Das Buch ist sehr gediegen und auch als Druck schön gestaltet. Die Briefe haben Ihre Größe, auch wenn sie nur in Teilen in den fotografischen Faksimiles wiedergegeben werden in einem mächtigen Foto-Teil des dicken Buches. Die besondere Eigenart beider Menschen oder aller vier kommt sehr deutlich zum Ausdruck. Böll belastete selten seine Freunde mit eigenen Problemen. Das was er in der Zeit des Bader Meinhof Terrors durchmachen und leiden musste, war so horrend, aber es findet sich davon nur ganz selten und ganz wenig etwas in den Briefen. Die beiden in Moskau versuchten zu trösten. Er sei als der deutsche Schriftsteller bekannt, „der die eigenen ureigenen Widersprüche so tief empfinde, dass er eben durch ihre internationale Gegenwärtigkeit erkennbar wird, zum Vorkämpfer der Ethik geworden“. Böll wieder kümmert sich um kleinste Details der Hilfestellung, so wenn er einem Schriftsteller eine Brille besorgt.
Immer wieder wird der Boden der Angst, der Gefahr, in den Abgrund zu stürzen deutlich, die es im Kalten Krieg ja gegeben hat.

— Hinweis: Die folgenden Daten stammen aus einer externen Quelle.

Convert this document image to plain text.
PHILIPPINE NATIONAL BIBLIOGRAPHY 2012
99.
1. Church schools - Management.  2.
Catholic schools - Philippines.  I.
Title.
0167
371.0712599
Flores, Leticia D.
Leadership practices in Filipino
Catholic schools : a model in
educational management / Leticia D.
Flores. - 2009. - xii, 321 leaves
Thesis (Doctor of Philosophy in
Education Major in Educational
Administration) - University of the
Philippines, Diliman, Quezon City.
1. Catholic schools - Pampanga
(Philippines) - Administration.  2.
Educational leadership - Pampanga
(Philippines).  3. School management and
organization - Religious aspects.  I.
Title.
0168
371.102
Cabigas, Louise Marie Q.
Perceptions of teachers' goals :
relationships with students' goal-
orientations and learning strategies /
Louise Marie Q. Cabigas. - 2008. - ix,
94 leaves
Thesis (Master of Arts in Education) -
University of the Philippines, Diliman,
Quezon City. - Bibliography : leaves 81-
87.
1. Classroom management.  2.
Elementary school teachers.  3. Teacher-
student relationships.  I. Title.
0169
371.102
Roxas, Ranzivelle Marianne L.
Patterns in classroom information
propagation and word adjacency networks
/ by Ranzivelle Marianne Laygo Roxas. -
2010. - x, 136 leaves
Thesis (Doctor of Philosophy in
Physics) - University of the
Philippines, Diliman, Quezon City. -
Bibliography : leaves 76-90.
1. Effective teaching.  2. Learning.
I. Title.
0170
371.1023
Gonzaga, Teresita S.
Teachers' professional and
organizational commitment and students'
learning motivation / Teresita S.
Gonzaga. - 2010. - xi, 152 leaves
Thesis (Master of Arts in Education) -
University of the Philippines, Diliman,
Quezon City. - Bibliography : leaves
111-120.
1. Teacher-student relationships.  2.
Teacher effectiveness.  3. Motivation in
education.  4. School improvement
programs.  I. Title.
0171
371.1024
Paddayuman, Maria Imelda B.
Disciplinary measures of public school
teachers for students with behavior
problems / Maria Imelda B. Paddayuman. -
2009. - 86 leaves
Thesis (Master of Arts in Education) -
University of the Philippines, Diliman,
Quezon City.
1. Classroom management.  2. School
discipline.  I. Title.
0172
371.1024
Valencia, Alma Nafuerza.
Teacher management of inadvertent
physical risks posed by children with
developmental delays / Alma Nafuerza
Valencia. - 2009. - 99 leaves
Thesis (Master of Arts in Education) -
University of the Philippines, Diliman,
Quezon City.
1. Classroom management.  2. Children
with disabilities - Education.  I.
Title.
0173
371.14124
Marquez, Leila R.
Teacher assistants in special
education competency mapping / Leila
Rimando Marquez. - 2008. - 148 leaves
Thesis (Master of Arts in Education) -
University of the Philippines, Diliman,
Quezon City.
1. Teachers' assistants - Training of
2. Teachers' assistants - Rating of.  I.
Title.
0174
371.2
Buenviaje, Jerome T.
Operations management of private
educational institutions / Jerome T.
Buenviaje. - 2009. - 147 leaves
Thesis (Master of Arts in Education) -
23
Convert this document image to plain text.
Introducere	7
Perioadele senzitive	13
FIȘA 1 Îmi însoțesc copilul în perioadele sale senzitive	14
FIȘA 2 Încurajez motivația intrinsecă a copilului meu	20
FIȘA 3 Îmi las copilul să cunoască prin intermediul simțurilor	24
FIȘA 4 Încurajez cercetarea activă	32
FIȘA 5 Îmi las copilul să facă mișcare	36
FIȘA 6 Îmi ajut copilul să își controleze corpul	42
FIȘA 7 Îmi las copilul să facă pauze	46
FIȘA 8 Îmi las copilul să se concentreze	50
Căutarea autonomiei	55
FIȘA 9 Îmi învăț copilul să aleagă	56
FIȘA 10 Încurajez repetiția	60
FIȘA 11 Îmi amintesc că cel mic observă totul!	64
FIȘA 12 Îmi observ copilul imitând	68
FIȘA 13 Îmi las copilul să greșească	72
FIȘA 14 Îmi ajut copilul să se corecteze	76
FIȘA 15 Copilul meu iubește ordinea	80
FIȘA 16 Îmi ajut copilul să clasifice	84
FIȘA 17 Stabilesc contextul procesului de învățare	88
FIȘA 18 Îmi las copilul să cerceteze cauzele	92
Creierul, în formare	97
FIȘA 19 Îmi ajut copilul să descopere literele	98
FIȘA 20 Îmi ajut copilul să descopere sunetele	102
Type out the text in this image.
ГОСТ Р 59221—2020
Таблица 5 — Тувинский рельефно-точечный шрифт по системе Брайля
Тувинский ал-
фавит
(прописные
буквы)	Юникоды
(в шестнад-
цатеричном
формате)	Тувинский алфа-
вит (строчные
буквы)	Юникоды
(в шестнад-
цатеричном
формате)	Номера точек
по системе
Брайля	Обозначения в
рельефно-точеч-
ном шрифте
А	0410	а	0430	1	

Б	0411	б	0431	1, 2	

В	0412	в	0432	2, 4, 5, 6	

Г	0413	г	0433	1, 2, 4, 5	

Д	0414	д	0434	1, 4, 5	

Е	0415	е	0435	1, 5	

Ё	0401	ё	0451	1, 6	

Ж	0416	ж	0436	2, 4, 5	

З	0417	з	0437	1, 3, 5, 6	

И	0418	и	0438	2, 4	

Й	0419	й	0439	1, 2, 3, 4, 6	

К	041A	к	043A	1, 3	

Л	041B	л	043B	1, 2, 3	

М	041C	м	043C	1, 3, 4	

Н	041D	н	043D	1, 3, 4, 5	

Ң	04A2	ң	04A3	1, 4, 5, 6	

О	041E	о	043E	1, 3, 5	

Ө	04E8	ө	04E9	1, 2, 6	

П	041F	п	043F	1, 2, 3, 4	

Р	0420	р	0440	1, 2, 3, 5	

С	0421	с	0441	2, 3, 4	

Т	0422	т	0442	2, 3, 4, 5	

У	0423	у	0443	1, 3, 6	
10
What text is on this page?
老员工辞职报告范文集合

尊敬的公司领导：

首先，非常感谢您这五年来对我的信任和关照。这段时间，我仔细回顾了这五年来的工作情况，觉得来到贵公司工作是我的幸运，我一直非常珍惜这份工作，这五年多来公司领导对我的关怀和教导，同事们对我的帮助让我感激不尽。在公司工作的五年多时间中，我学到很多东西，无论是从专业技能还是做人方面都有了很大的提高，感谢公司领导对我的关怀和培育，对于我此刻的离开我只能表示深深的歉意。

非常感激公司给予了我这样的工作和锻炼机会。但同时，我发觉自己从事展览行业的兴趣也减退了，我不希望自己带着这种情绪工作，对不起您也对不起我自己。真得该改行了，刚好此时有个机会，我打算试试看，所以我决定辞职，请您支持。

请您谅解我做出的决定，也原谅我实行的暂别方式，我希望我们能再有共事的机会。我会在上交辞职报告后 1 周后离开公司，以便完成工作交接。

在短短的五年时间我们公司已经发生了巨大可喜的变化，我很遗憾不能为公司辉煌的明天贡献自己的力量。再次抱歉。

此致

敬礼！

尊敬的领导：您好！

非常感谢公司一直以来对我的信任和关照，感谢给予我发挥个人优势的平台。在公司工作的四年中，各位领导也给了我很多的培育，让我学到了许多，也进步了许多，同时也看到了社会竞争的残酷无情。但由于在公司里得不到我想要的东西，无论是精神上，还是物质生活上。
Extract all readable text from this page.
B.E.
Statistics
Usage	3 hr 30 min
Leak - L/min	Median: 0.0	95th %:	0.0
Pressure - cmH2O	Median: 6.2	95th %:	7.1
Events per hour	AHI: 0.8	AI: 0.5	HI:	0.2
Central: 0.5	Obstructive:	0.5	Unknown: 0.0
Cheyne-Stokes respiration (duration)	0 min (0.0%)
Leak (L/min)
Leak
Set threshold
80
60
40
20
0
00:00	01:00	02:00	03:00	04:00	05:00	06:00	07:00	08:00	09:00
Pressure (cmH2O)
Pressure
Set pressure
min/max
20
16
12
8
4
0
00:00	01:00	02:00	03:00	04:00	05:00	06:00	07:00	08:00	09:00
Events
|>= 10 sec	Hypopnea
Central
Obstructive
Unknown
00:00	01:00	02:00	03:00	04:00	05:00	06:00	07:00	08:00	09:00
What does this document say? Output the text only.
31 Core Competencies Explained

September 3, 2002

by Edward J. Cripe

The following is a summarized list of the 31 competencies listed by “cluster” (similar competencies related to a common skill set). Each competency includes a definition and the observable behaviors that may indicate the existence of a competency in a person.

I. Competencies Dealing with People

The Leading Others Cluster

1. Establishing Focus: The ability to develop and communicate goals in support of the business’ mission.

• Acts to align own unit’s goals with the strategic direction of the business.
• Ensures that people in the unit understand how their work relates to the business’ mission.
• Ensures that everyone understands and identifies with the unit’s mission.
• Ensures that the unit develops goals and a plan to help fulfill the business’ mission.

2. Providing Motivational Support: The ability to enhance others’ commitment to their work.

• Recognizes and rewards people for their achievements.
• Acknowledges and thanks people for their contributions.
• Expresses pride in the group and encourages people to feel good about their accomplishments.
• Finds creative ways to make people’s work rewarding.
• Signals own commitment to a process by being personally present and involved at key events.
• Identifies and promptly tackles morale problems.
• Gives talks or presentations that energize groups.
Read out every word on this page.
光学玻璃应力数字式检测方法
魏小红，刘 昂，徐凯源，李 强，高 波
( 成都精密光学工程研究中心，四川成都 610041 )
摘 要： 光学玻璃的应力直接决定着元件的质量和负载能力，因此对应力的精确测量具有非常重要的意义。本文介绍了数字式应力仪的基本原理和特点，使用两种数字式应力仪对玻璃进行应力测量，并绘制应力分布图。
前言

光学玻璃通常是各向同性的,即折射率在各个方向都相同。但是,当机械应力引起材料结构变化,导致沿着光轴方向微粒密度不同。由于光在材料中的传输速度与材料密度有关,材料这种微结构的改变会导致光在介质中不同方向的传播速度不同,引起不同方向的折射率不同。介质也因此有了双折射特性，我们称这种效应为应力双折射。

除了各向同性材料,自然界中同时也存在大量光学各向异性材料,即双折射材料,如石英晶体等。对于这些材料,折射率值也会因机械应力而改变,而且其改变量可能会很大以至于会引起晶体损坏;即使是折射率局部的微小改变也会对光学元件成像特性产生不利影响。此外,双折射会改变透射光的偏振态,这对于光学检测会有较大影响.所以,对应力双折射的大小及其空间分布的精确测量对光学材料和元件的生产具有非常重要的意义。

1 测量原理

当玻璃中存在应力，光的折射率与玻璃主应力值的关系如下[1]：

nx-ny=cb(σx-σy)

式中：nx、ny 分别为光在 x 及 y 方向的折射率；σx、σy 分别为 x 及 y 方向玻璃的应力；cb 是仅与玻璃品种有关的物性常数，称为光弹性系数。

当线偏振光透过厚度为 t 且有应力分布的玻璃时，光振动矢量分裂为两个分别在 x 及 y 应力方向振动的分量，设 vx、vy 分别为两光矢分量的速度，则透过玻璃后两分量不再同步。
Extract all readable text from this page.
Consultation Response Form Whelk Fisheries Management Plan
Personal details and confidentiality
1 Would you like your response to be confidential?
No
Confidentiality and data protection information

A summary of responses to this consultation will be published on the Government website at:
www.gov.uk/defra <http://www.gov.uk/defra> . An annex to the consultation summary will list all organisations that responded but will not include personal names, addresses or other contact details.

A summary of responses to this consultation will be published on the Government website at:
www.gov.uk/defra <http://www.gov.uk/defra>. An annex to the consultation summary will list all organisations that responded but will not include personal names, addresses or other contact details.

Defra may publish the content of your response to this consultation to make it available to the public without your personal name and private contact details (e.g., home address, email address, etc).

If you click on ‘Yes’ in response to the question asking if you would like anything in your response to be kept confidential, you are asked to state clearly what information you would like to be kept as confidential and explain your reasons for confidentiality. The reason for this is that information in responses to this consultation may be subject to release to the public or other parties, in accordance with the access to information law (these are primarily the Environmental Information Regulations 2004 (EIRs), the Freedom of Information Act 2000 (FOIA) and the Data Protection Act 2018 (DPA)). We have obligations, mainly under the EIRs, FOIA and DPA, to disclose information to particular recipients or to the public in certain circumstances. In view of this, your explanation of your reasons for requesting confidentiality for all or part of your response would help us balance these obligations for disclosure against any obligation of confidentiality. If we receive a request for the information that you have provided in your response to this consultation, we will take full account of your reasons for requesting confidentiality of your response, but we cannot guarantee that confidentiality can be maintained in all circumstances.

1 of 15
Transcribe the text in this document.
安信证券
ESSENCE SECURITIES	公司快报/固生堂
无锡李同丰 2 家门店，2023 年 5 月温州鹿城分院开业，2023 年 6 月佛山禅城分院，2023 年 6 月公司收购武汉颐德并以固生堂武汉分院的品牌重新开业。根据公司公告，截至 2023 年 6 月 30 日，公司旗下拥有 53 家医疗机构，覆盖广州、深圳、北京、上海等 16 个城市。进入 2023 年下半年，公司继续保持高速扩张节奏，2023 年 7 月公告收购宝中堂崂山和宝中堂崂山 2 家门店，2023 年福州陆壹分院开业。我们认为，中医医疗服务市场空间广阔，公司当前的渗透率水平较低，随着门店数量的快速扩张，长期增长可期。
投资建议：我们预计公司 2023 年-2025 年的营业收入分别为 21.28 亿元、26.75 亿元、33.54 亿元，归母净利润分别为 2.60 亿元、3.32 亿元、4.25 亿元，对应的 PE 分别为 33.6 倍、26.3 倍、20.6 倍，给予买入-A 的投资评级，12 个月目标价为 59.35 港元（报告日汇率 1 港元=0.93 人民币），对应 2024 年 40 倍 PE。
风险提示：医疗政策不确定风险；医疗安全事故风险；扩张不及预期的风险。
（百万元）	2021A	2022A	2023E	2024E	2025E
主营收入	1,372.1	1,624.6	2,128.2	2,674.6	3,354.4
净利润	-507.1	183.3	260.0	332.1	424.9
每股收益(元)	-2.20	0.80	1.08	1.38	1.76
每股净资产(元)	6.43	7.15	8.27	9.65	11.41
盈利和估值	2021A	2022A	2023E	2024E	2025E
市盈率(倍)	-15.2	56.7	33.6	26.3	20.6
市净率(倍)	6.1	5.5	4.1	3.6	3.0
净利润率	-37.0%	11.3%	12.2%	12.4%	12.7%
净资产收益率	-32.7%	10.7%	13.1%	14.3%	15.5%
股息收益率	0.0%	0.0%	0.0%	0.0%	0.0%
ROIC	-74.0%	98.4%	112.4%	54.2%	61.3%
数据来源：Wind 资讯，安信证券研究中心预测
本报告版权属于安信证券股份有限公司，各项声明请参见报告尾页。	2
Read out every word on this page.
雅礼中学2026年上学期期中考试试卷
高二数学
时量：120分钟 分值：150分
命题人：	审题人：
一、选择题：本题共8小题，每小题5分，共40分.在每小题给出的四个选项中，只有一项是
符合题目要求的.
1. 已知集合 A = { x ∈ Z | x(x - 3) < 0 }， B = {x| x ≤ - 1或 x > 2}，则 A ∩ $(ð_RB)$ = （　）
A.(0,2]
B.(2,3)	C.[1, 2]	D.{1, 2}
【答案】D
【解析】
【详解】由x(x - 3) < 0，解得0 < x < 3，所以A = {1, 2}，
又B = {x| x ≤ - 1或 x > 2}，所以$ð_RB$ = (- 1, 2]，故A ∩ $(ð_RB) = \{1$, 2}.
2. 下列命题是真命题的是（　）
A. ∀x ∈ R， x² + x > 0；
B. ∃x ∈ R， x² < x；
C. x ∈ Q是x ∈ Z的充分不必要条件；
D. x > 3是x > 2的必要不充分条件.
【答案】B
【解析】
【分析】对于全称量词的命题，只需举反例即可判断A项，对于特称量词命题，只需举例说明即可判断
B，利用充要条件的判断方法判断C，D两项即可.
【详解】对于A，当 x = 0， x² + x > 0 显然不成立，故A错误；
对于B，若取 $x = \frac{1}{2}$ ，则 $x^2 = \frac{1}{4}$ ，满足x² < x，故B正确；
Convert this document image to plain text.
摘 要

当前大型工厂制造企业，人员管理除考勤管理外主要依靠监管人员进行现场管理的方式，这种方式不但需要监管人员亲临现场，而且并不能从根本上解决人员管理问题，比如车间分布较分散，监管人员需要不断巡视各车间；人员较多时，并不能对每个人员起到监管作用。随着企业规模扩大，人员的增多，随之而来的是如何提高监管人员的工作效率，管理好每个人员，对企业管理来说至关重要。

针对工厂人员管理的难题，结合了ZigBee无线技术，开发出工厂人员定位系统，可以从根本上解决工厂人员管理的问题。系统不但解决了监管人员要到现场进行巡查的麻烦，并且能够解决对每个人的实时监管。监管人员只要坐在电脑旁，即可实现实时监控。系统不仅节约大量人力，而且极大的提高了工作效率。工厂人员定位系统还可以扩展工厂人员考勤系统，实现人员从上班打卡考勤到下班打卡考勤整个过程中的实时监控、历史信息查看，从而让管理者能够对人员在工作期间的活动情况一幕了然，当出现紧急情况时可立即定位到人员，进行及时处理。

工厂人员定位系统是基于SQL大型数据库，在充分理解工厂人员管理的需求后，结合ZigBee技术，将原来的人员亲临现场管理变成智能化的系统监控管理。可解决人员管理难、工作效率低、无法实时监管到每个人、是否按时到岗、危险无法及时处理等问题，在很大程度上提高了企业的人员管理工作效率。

Der „Kalte Krieg war ein Komplex aus tödlicher Drohung und Friedensgarantie, ein Ineinander von Angst und Leben können“ (Karl Schlögel), aber ein Funke hätte ausgereicht, nicht nur Europa in den Abgrund zu stürzen.
Böll bekam am 22. 10. 1972 den Literaturnobelpreis zugesprochen. Und wieder konnte er sich den Freunden so intim anvertrauen. Er sei müde, das ganze Kasperletheater der Preisverleihung in Stockholm war ihm nicht recht. „Alles verrückt, alles Irrsinn und alles mit dieser mörderischen publicity, die nur der freie Westen kennt!“
Das Schönste, was aus diesen Briefen hervorgeht, ist ein großer Mensch, ein deutscher Schriftsteller, der durch Eigenschaften herausragt, die sehr selten sind: Er macht sich klein, seine Bescheidenheit ist nicht zu überbieten, er ist immer zur Hilfe bereit. Kurz vor einem Besuch der beiden bietet er ihnen die Wohnung in der Eifel, in Bornheim, wo auch immer an. Er musste zu dem eigenen Sohn nach Ecuador, „also dieses Hauptquartier steht euch zur Verfügung, und auch wenn wir hier sind, es ist Platz genug. Ein Schlafzimmer mit Extrabad ist sowieso immer frei! Also was werdet ihr tun!“
Man kommt aus diesem Briefwechsel heraus mit dem beglückenden Gefühl, wie schön und hilfreich eine solche Freundschaft sein muss und wie erbaulich es ist, eine solche Freundschaft noch mal in diesen Briefen nach zu lesen.